Outros sites famosos por divulgarem dados pessoais foram o Nomes Brasil, que saiu do ar após o recebimento de uma notificação judicial, e o Fonedados, que entrou no radar da imprensa em 2014.

O telefone.ninja tem um limite baixo de consultas. Após estourá-lo, não é oferecida ao usuário qualquer maneira de se obter mais consultas, o que seria, num esquema tradicional, o momento ideal para se cobrar pela continuidade do uso do serviço.

Em vez disso, o site exibe a seguinte mensagem:

“Limite de consultas atingido. Você atingiu o limite de consultas gratuitas de números de telefone. Por favor, aguarde alguns dias para ter seu acesso liberado novamente. Agradecemos a compreensão.”

Nas páginas de resultados, porém, o site veicula anúncios que, exibidos ou clicados, rendem dinheiro ao dono. Por isso o interesse e a eficiência em remover os nomes do índice: as pessoas repassam o endereço a seus contatos alertando para que removam seus nomes, o que gera mais visualizações das páginas do site e, consequentemente, dos anúncios, fazendo com que eles rendam mais dinheiro.

Além disso, nada, nem mesmo o próprio telefone.ninja, garante que a remoção é definitiva. Em outra parte do site, lê-se que “O telefone.ninja é periodicamente atualizado em função dos cadastros das operadoras, por isso seus dados podem eventualmente voltar a ser incluídos em nossa base. Caso isso ocorra, uma nova solicitação de exclusão de seus dados do telefone.ninja deverá ser encaminhada.”

Como lidar

A solicitação de remoção do telefone.ninja funciona e é rápida. Em testes feitos na redação, um nome sumiu do site menos de 24 após a solicitação ter sido feita.
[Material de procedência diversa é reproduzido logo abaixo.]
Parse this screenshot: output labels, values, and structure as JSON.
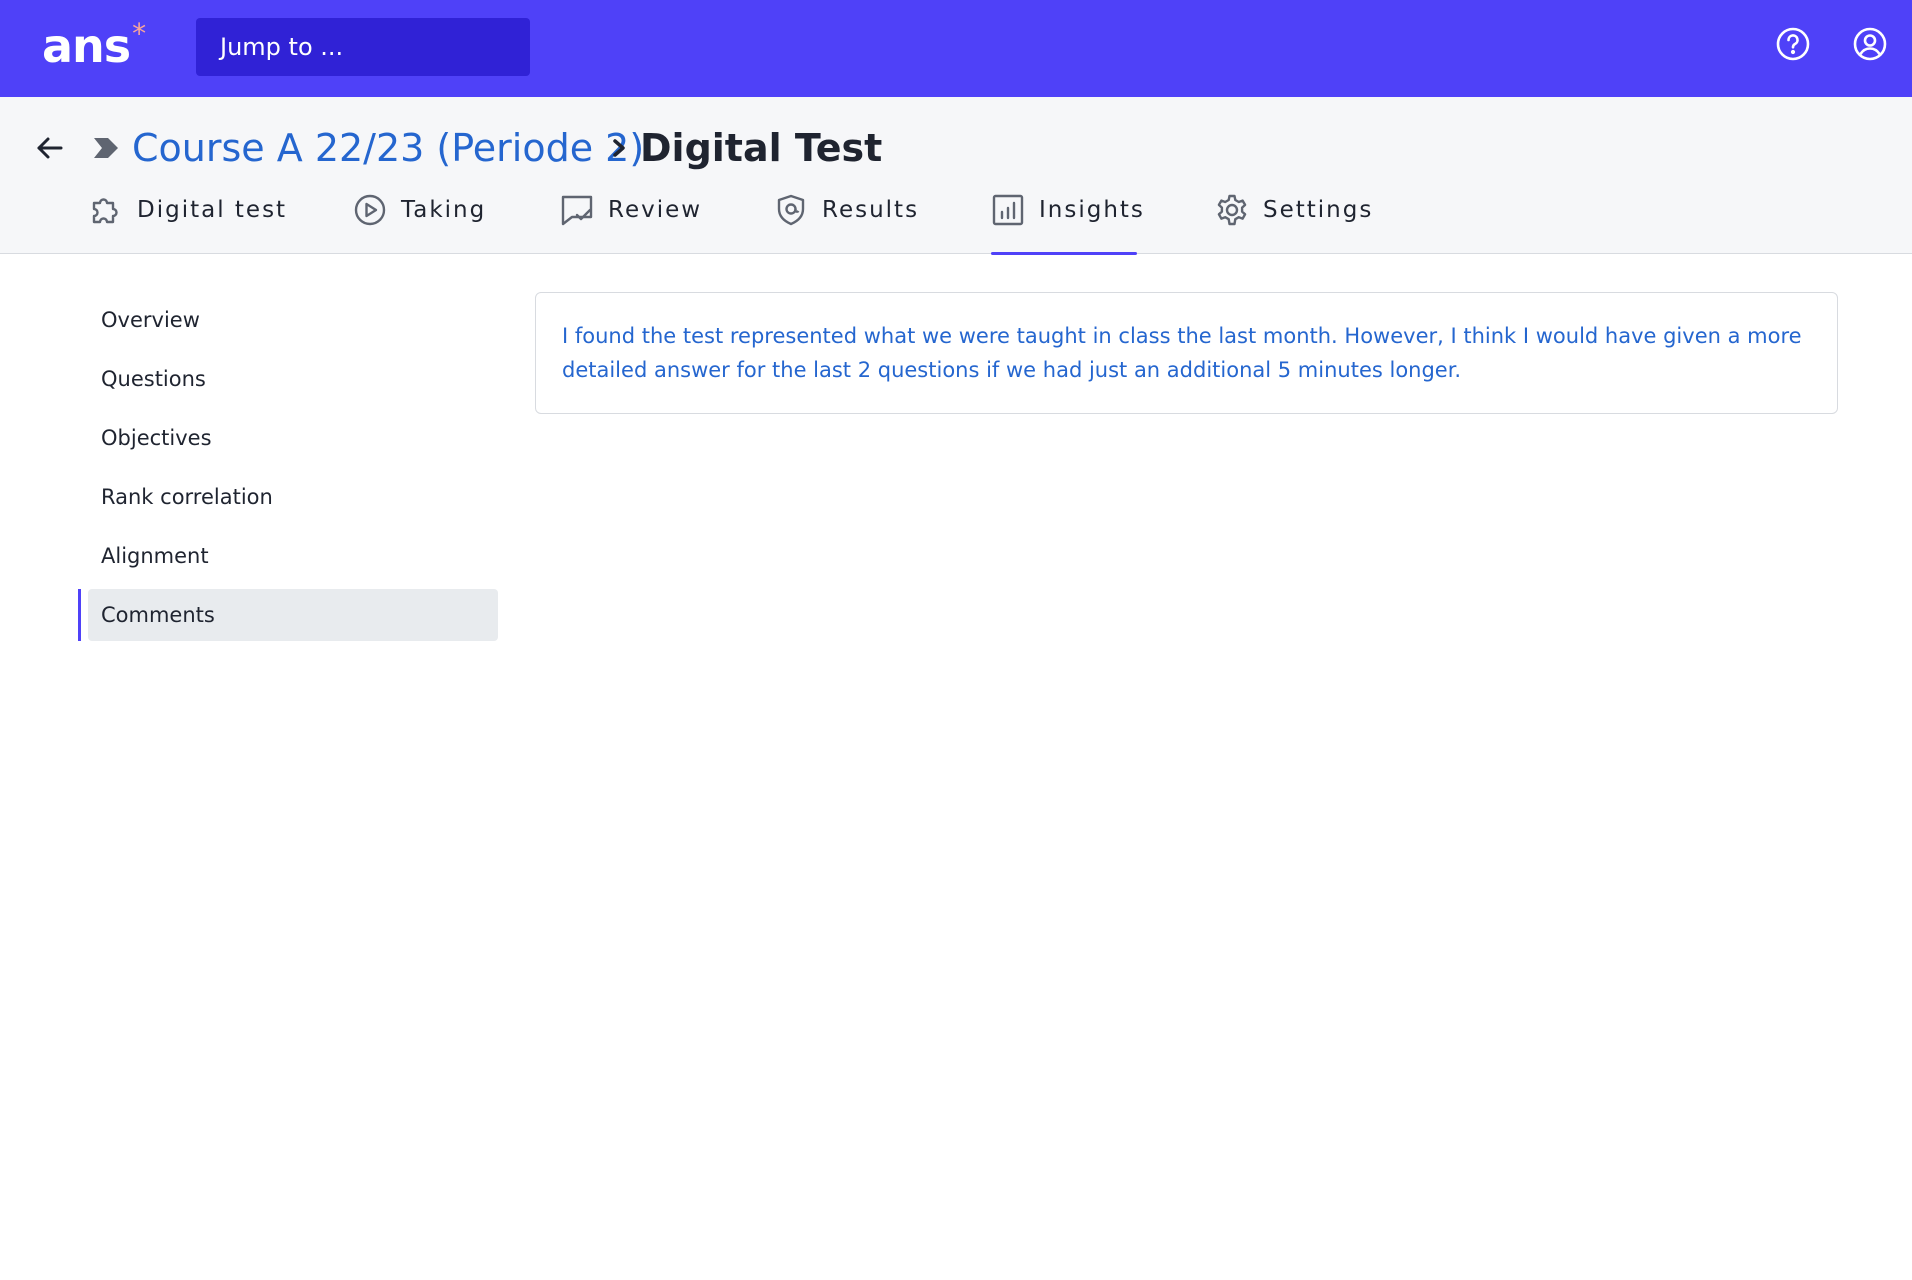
{
  "topbar": {
    "logo_text": "ans",
    "logo_mark": "*",
    "jump_placeholder": "Jump to ...",
    "icons": [
      "help-circle-icon",
      "account-circle-icon"
    ]
  },
  "header": {
    "breadcrumb_course": "Course A 22/23 (Periode 2)",
    "breadcrumb_separator": ">",
    "title": "Digital Test",
    "tabs": [
      {
        "label": "Digital test",
        "icon": "puzzle-icon"
      },
      {
        "label": "Taking",
        "icon": "play-circle-icon"
      },
      {
        "label": "Review",
        "icon": "review-check-icon"
      },
      {
        "label": "Results",
        "icon": "shield-icon"
      },
      {
        "label": "Insights",
        "icon": "bar-chart-icon",
        "active": true
      },
      {
        "label": "Settings",
        "icon": "gear-icon"
      }
    ]
  },
  "sidenav": {
    "items": [
      {
        "label": "Overview"
      },
      {
        "label": "Questions"
      },
      {
        "label": "Objectives"
      },
      {
        "label": "Rank correlation"
      },
      {
        "label": "Alignment"
      },
      {
        "label": "Comments",
        "active": true
      }
    ]
  },
  "comments": [
    {
      "text": "I found the test represented what we were taught in class the last month. However, I think I would have given a more detailed answer for the last 2 questions if we had just an additional 5 minutes longer."
    }
  ],
  "colors": {
    "brand": "#4f41f8",
    "link": "#2566cf",
    "logo_accent": "#f7a59a"
  }
}
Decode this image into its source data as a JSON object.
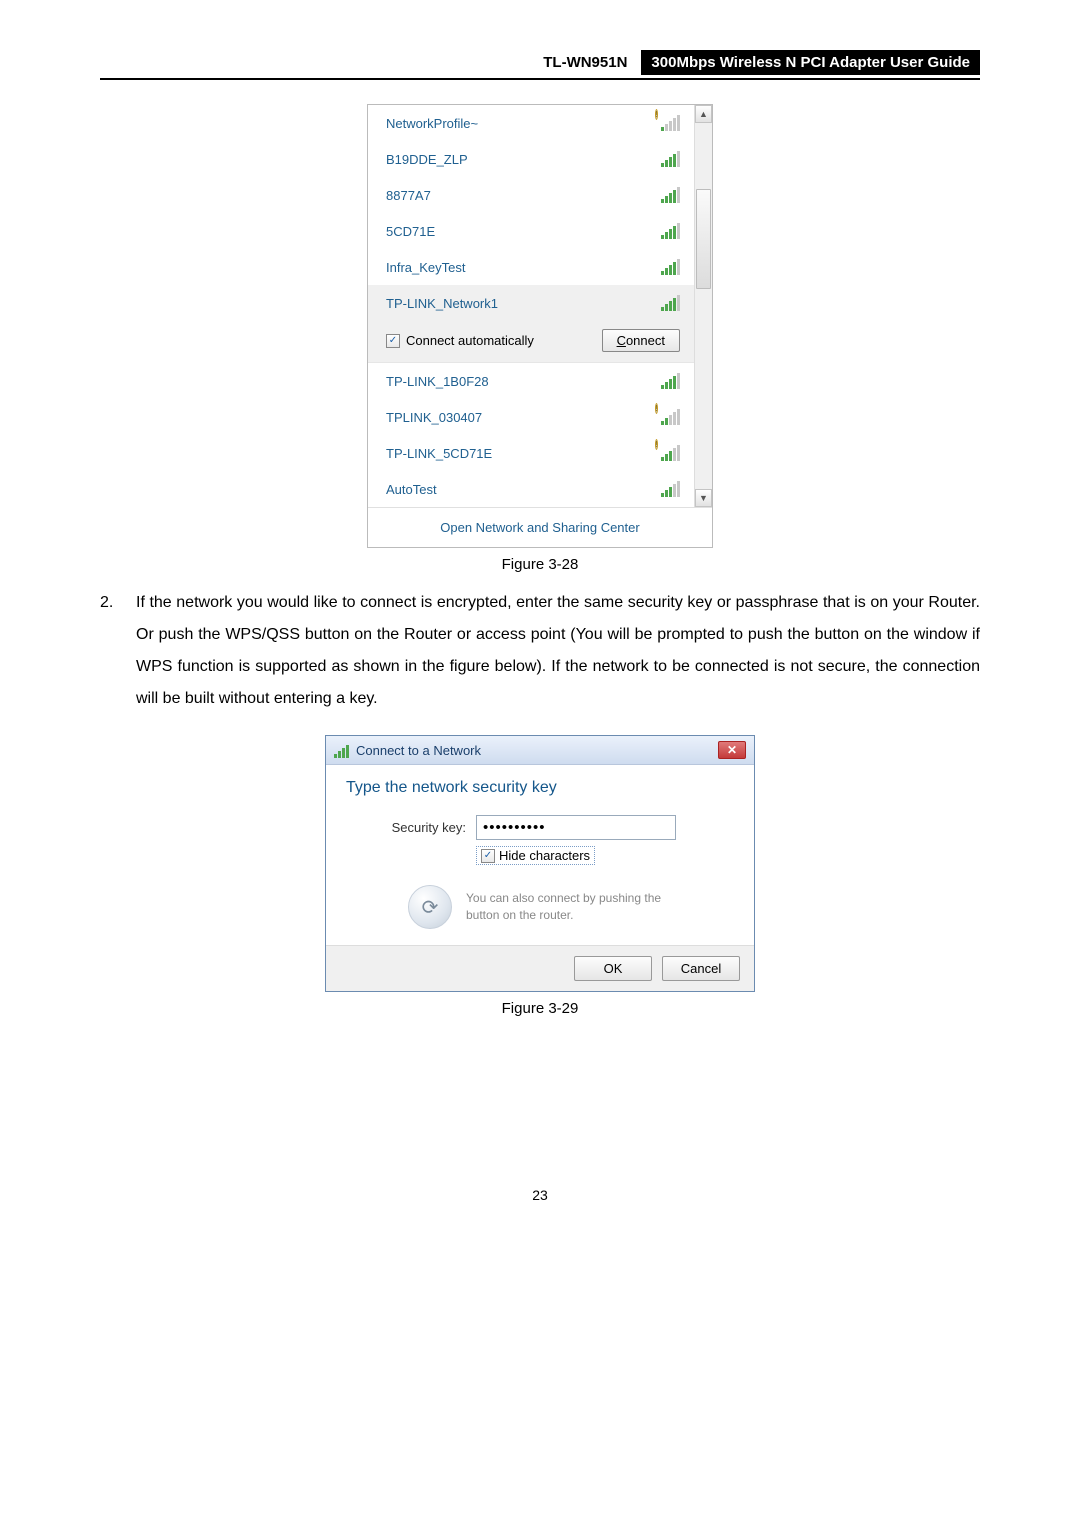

Assolini alerta, porém, que ela pode ter um efeito contrário a longo prazo, que seria sinalizar aos donos do site que os perfis removidos são de pessoas reais e ativas e os dados, corretos.

É a mesma tática usada por spammers: ao clicar no botão de descadastramento do e-mail, o receptor confirma ao remetente do spam que seu e-mail existe e está sendo usado.

O advogado Leonardo Serra de Almeida Pacheco, especialista em Direito digital, reforça o alerta:  “Além da divulgação indevida de dados pessoais, eles [telefone.ninja] solicitam mais dados para efetuar a remoção. Isso faz com que você confirme sua existência e seus dados novos. E aí... você pode receber muito spam e telemarketing.”

Rodrigo Xavier Leonardo recomenda enviar um e-mail pedindo a imediata exclusão dos dados. Assim, tem-se um registro do pedido.

Gazeta do Povo entrou em contato com a Anatel a fim de entender se há alguma previsão legal para o modo como o telefone.ninja funciona e como o usuário que se sentir exposto deve proceder. Até o fechamento desta reportagem, a agência não havia retornado o contato.